Clausura Profepa instalaciones de Grupo México en API Guaymas

La empresa no cuenta con autorización de Impacto Ambiental emitida por Semarnat.

Julio 2019. Tras el derrame de 3 mil litros de ácido sulfúrico en el Mar de Cortés, la Procuraduría Federal de Protección al Ambiente (Profepa) realizó dos inspecciones a la empresa Grupo México de las cuales determinó la clausura temporal de las obras y actividades, debido a que no cuenta con autorización de Impacto Ambiental emitida por Secretaría de Medio Ambiente y Recursos Naturales (Semarnat).

Una primera inspección, realizada al día siguiente del derrame, tuvo como finalidad determinar probables daños al suelo y obtener datos técnicos en materia de impacto ambiental.

Después en una segunda visita llevada a cabo el 16 de este mes, se acudió al lugar para observar la posible existencia de daños al ambiente por este evento, con el apoyo de personal de oficinas centrales.

En un comunicado, la dependencia indicó que los inspectores recorrieron el área de tanques de almacenamiento y plataformas, así como el área de muelles y puntos de carga a los buques, en las instalaciones de ductos, válvulas y tuberías.

También hicieron un recorrido por mar y realizaron levantamiento de campo y muestras para analizar.

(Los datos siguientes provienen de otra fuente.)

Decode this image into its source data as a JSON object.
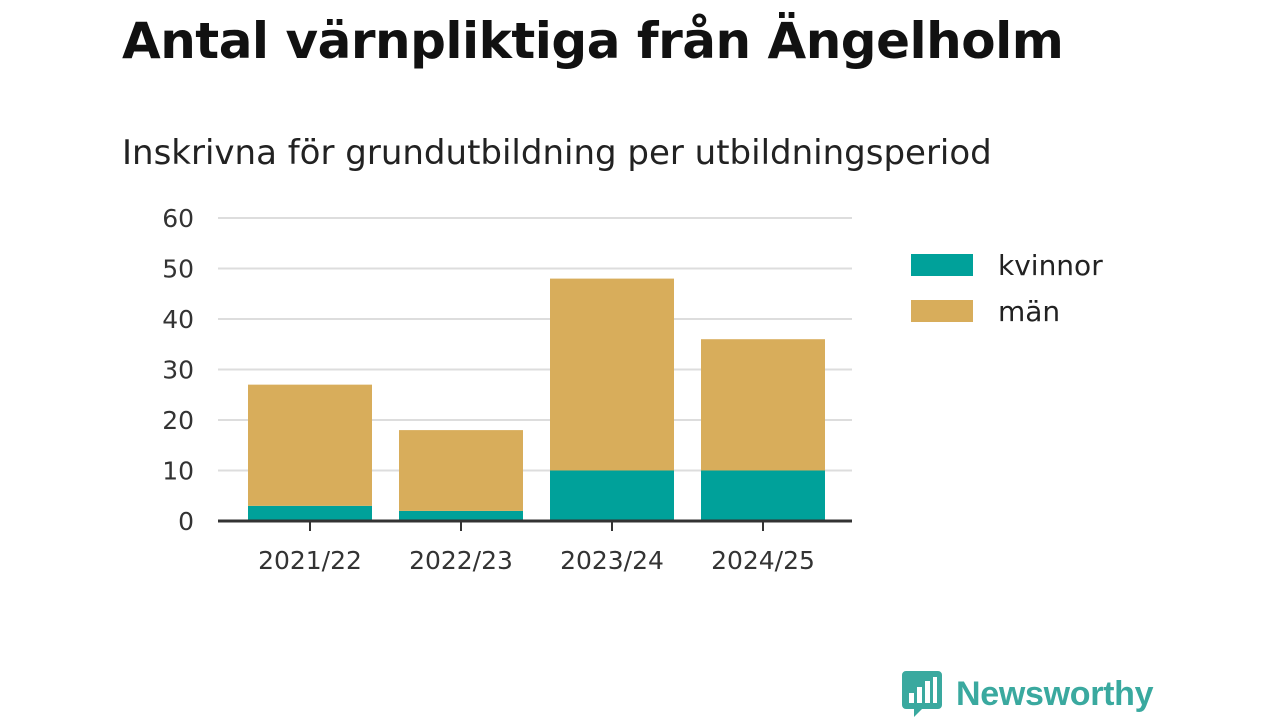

Asimismo, procedieron a verificar que las obras y actividades cuenten con la autorización de impacto ambiental emitida por la Secretaría de Medio Ambiente y Recursos Naturales (Semarbnat), que permite identificar los posibles impactos que pueden generarse tanto en el ecosistema terrestre como en el marino donde se desarrollan las obras y actividades de esta empresa en su terminal marítima y la zona de influencia.

Lo anterior, al no presentar dicha autorización, se impuso como medida de seguridad la Clausura Parcial Temporal de la operación de las obras y actividades para el almacenamiento y embarque de ácido sulfúrico (no solo el tanque 19 en donde se originó el derrame).

Cabe señalar que solo quedaron sin clausurar las obras para la instalación de un volcador de góndolas y la reubicación de las vías férreas al interior de la unidad de Mexicana del Cobre, así como las obras de una nave industrial para el almacenamiento de 22,000 toneladas de cobre.